A compliance officer reviewing a Law 25 AI deployment radar

Quebec’s privacy regulator spent the first two years of Law 25 acting in collaboration. The CAI’s stated approach was to help organizations comply, not to punish them. That posture is now shifting. The Commission has signalled that routine compliance audits will scale through 2026, and its enforcement focus is explicitly on systematic governance failures in AI deployments, not one-off privacy incidents.

Most Quebec organizations still treat Law 25 as a privacy question their general counsel answered in 2023. They completed the consent notices and the data inventory and moved on.

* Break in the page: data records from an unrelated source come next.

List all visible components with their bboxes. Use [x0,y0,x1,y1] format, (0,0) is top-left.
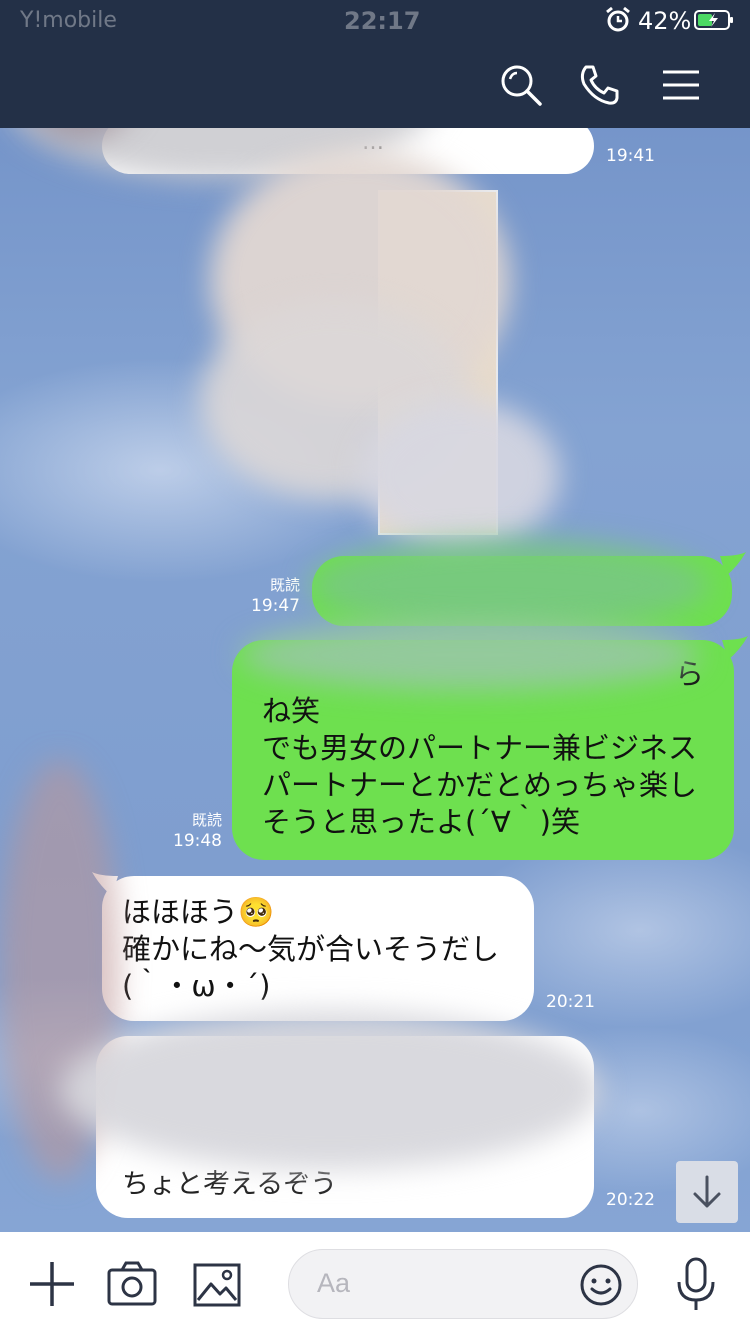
emoji-icon[interactable] [579,1263,623,1307]
message-line: (｀・ω・´) [122,969,271,1003]
redaction-blur [310,540,710,630]
menu-icon[interactable] [658,62,704,108]
battery-icon [694,10,733,30]
mic-icon[interactable] [674,1256,718,1312]
message-line: ね笑 [262,694,321,728]
message-time: 20:21 [546,992,595,1012]
read-label: 既読 [269,576,300,594]
bubble-tail [720,552,746,576]
arrow-down-icon [693,1175,721,1208]
message-bubble-incoming[interactable]: ほほほう🥺 確かにね〜気が合いそうだし (｀・ω・´) [102,876,534,1021]
scroll-to-bottom-button[interactable] [676,1161,738,1223]
status-bar: Y!mobile 22:17 42% [0,0,750,40]
message-line: 確かにね〜気が合いそうだし [122,932,500,966]
redaction-blur [360,400,560,550]
plus-icon[interactable] [28,1260,76,1308]
message-line: そうと思ったよ(´∀｀)笑 [262,805,580,839]
read-receipt: 既読 19:48 [152,810,222,852]
redaction-blur [240,620,700,690]
message-input-placeholder: Aa [317,1268,351,1298]
message-time: 19:48 [173,831,222,851]
status-time: 22:17 [344,7,421,35]
read-receipt: 既読 19:47 [230,575,300,617]
redaction-blur [60,1010,600,1170]
message-input[interactable]: Aa [288,1249,638,1319]
read-label: 既読 [191,811,222,829]
camera-icon[interactable] [106,1260,158,1308]
phone-icon[interactable] [576,62,622,108]
message-line: パートナーとかだとめっちゃ楽し [262,768,698,802]
message-time: 19:47 [251,596,300,616]
message-text: ちょと考えるぞう [122,1169,338,1200]
message-line: でも男女のパートナー兼ビジネス [262,731,698,765]
bubble-tail [722,636,748,660]
chat-header: Y!mobile 22:17 42% [0,0,750,128]
message-composer: Aa [0,1232,750,1334]
alarm-icon [606,6,630,32]
message-time: 20:22 [606,1190,655,1210]
message-time: 19:41 [606,146,655,166]
battery-percent: 42% [638,7,692,35]
message-line: ほほほう🥺 [122,895,275,929]
image-icon[interactable] [192,1262,242,1308]
carrier-label: Y!mobile [20,8,117,33]
search-icon[interactable] [498,62,544,108]
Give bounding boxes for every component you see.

Section 12.1 covers decisions most of them do not realize are automated.

What Section 12.1 Actually Says

If your organization makes a decision about an individual exclusively through automated processing, and that decision produces legal or similarly significant effects, you must notify the person no later than when the decision is communicated. You must disclose the personal information used, the principal factors behind the outcome, and the right to request human review. Built it in-house or bought it off the shelf: same obligation.

That definition quietly pulls in AI resume screeners, credit and insurance scoring models, chatbots resolving account decisions without a handoff, analytics that auto-flag accounts for closure, and internal copilots whose decisions staff rubber-stamp. Most of these live in HR, customer service, or client operations, not in a data science team that knows what an algorithmic impact assessment is.

The practical problem: most organizations have not mapped their AI surface area to this obligation. I have seen compliance officers who can list every data processor contract yet cannot name the AI systems in their own HR pipeline. That gap is the audit risk.

What I Would Do This Quarter

Inventory every AI tool in use, including ones embedded in SaaS platforms (LinkedIn Recruiter, your HRIS, your CRM, your support platform). For each one, two questions: does it produce a decision that affects an individual, and is the decision made exclusively through automation with no meaningful human review? A reviewer who approves 199 of 200 daily AI recommendations is not exercising meaningful review. The CAI has signalled it looks at practice, not policy language.

Every tool in scope needs three artifacts: a Section 3.3 privacy impact assessment, a Section 12.1 disclosure notice, and a documented human review mechanism. Missing any of these is what gets flagged.

Where ISO 42001 Earns Its Keep

This is where ISO 42001 becomes useful operationally, not just as a logo. The Annex B controls require the same inventory, impact assessment, and human oversight documentation Law 25 expects. One compliance exercise can satisfy a provincial regulator and an international client’s vendor assessment at the same time.

I spent 21 years in military aviation working inside AF9000+, the military’s ISO 9001-based quality management system. AI governance is the same mechanics: documented system, clear ownership, measurable controls, evidence of practice. What you cannot demonstrate, you cannot claim.

A Preview of What Comes Next

Quebec organizations have one structural advantage. Law 25 is a preview of what Canadian federal AI regulation will look like when Minister Solomon’s renewed strategy lands. Getting ahead of Section 12.1 is not just provincial compliance. It is a rehearsal for whatever replaces AIDA.

The ordinary failure mode is not exotic. It is an analytics tool, a hiring screener, or a chatbot running without a PIA, without a Section 12.1 disclosure, without a documented human-in-the-loop. If your organization has not inventoried its AI tools against Law 25 in the past twelve months, that is the conversation an auditor will start.